A commentary notes that unsurprisingly, the safety of NSAIDs and allopurinol in high-risk populations such as these has not been established in RCTs. It acknowledges that although there is reliance on observational studies to answer questions poorly suited to clinical trials, these findings have to be interpreted with caution as causation cannot be established from these associations. It discusses some of the caveats of these new studies, such as whether patients who received NSAIDs or allopurinol were otherwise similar to those who did not. When treatment allocation is non-random, it raises the possibilities of selection bias and confounding by indication. Perhaps the drugs were preferentially prescribed to patients destined to tolerate them, or fare better in some other way apparent to prescribers but beyond the resolution of large databases. It adds that the use of propensity-score matching can generate a nicely balanced Table 1, but it is important to realize that differences are likely to persist between treated and untreated patients, and not all differences are measurable.

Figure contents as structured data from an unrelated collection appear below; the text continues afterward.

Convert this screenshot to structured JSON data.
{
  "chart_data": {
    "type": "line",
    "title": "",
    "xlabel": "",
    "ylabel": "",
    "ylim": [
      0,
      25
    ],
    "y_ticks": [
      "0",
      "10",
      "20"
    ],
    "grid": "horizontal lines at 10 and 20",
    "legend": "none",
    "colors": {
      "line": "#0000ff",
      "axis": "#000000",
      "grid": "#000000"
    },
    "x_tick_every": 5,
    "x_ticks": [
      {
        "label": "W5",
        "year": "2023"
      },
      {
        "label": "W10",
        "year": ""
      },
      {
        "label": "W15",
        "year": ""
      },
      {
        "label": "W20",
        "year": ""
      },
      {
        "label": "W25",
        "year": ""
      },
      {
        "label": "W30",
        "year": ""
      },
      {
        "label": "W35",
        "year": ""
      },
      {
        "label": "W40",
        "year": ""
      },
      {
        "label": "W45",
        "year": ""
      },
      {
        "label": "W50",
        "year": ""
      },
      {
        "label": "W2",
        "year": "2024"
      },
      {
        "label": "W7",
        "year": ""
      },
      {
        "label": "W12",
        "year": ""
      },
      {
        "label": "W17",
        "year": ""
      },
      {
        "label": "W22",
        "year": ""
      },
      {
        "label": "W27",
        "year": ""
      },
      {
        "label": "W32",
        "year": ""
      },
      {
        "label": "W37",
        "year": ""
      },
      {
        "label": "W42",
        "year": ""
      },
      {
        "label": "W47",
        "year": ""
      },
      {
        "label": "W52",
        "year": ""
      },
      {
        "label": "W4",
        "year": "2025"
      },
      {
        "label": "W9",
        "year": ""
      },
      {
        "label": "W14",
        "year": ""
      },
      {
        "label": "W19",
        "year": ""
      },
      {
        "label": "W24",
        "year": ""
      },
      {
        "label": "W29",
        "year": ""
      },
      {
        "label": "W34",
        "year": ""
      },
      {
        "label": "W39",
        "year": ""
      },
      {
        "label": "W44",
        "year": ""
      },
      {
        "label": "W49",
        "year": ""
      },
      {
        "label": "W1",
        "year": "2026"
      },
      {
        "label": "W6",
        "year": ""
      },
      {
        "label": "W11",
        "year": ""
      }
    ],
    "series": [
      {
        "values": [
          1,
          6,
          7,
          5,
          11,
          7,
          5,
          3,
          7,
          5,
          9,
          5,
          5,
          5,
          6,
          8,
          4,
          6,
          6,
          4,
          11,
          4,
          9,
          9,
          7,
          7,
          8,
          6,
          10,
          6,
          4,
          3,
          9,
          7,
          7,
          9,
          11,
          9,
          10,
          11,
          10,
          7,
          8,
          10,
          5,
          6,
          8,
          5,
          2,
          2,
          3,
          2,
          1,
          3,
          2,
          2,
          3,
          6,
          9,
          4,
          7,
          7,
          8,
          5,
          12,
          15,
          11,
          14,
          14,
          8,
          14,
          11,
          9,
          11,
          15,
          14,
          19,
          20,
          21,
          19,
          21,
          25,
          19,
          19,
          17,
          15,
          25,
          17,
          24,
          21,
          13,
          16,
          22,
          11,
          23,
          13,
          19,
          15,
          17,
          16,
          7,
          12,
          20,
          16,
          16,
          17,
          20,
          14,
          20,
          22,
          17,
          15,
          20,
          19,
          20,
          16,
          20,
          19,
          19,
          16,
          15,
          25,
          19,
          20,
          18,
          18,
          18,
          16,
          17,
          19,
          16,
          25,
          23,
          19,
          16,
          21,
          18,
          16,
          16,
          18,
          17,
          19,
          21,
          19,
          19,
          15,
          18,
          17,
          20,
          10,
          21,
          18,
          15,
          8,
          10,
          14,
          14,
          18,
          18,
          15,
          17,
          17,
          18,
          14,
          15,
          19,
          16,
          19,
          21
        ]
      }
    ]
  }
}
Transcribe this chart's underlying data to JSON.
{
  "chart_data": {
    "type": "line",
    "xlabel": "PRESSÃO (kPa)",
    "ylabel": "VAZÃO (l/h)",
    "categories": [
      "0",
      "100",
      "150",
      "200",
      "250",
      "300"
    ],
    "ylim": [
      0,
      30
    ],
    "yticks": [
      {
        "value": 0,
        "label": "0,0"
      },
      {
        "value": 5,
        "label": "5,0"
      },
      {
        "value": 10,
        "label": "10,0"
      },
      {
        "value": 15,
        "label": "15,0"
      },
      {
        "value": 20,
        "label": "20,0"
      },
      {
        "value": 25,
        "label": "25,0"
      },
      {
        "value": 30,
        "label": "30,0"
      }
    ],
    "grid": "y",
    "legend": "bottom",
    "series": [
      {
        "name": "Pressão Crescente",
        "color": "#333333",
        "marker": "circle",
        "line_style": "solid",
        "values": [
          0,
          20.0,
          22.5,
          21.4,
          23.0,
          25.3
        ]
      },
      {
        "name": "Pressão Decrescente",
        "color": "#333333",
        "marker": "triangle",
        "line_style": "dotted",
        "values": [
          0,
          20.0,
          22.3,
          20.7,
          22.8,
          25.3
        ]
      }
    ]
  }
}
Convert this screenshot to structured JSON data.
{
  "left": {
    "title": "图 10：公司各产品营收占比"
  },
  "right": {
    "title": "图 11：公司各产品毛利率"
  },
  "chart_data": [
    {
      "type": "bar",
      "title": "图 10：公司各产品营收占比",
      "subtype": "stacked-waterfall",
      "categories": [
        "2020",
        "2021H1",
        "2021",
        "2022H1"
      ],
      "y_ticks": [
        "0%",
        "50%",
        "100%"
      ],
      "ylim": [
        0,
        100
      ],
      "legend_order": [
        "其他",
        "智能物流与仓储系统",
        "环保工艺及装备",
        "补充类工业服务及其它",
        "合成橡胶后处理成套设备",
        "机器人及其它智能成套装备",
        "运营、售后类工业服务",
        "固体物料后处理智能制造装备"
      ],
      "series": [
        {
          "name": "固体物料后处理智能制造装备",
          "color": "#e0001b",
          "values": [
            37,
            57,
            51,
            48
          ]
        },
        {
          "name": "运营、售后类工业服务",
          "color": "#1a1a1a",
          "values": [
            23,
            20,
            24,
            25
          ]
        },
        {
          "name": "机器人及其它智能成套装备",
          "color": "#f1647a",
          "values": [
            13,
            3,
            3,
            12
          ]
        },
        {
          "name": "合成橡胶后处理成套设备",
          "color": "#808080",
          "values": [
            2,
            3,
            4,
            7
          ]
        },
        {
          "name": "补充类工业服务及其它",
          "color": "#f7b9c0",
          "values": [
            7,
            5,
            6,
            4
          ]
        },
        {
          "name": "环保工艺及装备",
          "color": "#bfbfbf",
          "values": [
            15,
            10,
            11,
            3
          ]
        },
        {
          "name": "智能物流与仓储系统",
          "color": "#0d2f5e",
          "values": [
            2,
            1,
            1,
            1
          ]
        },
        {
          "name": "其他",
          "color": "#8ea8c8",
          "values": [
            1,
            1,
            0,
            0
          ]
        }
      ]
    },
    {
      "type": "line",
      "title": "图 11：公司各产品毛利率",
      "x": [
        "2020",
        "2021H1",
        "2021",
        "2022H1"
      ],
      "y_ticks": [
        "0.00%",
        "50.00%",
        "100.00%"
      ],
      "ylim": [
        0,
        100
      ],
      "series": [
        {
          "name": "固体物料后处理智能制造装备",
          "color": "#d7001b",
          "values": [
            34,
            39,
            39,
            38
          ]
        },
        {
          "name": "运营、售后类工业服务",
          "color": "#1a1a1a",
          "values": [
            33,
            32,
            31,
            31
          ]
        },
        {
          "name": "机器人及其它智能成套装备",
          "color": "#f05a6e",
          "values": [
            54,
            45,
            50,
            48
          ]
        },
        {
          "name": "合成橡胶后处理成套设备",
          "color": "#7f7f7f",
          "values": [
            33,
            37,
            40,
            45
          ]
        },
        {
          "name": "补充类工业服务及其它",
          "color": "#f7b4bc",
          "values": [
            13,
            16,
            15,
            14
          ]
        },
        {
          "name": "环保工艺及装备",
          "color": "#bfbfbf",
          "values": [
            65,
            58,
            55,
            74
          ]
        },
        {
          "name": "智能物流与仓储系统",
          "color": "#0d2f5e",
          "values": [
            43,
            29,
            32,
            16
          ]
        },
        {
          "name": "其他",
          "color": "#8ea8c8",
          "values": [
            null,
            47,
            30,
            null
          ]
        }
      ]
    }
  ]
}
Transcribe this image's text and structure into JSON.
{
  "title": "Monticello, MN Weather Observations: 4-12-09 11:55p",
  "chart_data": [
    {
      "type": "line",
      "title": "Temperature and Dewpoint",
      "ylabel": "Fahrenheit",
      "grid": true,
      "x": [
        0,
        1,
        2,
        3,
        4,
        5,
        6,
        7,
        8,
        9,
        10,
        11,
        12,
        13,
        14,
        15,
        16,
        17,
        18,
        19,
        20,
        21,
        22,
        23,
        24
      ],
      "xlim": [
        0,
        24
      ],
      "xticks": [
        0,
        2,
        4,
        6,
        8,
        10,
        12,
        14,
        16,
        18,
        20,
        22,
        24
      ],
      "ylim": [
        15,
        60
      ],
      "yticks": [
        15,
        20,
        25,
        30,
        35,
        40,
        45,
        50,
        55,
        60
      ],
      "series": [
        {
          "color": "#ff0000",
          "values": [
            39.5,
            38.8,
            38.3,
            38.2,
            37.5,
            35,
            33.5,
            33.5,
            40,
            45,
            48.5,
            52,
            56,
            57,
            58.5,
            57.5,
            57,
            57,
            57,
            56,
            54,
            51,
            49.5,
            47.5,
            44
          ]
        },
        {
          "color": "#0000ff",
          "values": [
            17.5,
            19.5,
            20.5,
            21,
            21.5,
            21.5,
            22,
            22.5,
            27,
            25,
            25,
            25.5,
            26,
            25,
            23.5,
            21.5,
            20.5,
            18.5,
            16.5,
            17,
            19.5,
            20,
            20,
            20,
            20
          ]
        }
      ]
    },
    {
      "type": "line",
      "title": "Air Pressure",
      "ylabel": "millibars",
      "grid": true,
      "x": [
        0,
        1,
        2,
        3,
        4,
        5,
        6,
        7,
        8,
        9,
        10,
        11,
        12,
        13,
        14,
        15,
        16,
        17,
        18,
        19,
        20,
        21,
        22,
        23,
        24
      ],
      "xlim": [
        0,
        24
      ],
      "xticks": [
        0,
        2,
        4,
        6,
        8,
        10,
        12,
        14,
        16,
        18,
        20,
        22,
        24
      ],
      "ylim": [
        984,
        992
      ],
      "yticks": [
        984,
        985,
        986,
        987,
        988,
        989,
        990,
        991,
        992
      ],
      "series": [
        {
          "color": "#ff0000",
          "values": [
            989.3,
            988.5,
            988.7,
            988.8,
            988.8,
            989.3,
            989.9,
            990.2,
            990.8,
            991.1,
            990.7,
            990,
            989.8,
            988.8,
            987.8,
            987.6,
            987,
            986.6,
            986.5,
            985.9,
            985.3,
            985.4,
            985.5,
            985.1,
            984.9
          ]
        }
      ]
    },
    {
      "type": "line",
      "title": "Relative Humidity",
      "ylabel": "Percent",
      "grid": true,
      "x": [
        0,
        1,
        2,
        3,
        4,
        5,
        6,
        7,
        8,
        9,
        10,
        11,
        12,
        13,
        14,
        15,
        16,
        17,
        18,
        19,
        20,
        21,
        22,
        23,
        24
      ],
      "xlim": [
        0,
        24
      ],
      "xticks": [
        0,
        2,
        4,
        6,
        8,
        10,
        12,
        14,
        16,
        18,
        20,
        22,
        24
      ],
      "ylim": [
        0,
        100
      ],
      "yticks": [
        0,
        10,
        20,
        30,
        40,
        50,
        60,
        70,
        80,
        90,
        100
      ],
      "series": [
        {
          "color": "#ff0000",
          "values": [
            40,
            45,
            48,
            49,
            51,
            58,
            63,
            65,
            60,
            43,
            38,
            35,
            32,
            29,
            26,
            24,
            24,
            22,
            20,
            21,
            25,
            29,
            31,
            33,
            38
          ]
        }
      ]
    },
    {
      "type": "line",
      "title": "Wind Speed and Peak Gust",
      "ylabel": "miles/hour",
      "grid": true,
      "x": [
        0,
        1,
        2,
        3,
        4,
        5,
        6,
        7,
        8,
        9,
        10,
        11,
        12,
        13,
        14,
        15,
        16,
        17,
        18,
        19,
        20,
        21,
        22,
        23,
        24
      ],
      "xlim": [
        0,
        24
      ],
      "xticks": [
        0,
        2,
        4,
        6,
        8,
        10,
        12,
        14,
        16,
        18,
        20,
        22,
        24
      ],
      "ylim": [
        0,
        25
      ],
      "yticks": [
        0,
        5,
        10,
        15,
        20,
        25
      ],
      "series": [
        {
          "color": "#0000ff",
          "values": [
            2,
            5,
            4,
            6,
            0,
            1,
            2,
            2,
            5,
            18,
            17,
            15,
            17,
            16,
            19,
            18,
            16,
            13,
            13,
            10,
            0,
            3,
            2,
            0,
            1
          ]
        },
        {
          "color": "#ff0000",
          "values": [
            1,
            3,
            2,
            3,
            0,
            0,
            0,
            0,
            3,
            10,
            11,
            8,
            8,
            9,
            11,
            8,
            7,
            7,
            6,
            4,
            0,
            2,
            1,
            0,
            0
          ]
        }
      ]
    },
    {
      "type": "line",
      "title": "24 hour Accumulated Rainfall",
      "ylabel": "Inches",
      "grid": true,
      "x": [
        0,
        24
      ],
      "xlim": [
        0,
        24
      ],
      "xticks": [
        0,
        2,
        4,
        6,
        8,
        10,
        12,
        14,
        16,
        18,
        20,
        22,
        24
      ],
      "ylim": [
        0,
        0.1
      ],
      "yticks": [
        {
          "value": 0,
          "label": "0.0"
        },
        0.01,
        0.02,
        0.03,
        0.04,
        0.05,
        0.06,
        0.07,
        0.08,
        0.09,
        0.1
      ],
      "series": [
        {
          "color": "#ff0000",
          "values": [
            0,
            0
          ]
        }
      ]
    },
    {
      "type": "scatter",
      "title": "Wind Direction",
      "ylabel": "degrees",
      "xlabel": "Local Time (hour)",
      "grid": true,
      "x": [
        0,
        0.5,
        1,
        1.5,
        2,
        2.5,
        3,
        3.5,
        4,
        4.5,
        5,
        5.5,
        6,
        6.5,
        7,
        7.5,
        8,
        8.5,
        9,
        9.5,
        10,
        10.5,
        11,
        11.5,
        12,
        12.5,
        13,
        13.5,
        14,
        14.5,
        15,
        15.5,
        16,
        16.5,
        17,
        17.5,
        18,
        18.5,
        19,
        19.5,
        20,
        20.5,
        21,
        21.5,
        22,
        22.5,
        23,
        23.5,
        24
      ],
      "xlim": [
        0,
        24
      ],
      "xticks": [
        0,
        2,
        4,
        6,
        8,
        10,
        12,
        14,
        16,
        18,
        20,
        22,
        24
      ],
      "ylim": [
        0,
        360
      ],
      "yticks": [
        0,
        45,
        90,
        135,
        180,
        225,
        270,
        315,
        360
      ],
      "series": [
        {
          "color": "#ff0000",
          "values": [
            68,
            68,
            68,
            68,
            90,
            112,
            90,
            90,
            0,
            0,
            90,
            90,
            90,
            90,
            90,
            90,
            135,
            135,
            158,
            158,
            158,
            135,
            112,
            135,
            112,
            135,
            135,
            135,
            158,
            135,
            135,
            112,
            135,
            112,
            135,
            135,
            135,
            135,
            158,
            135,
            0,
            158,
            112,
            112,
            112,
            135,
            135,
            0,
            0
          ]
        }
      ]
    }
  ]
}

It adds that the bigger issue is how these studies should influence practice, if at all, as clinicians already recognize that many patients with heart failure, kidney disease, or hypertension tolerate a short course of NSAIDs without obvious harm, and that in many patients with gout, higher doses of allopurinol can be prescribed without concerns about progression of CKD. It suggests that on balance, these data “help soften our stance on the use of NSAIDs and allopurinol in patients with relative contraindications.” It concludes that done well, observational studies can provide valuable information about the real-world safety of drugs, though the findings will need to be contextualized and viewed with more skepticism than RCTs, but in some instances, it suggests they can be thoughtfully integrated into treatment decisions.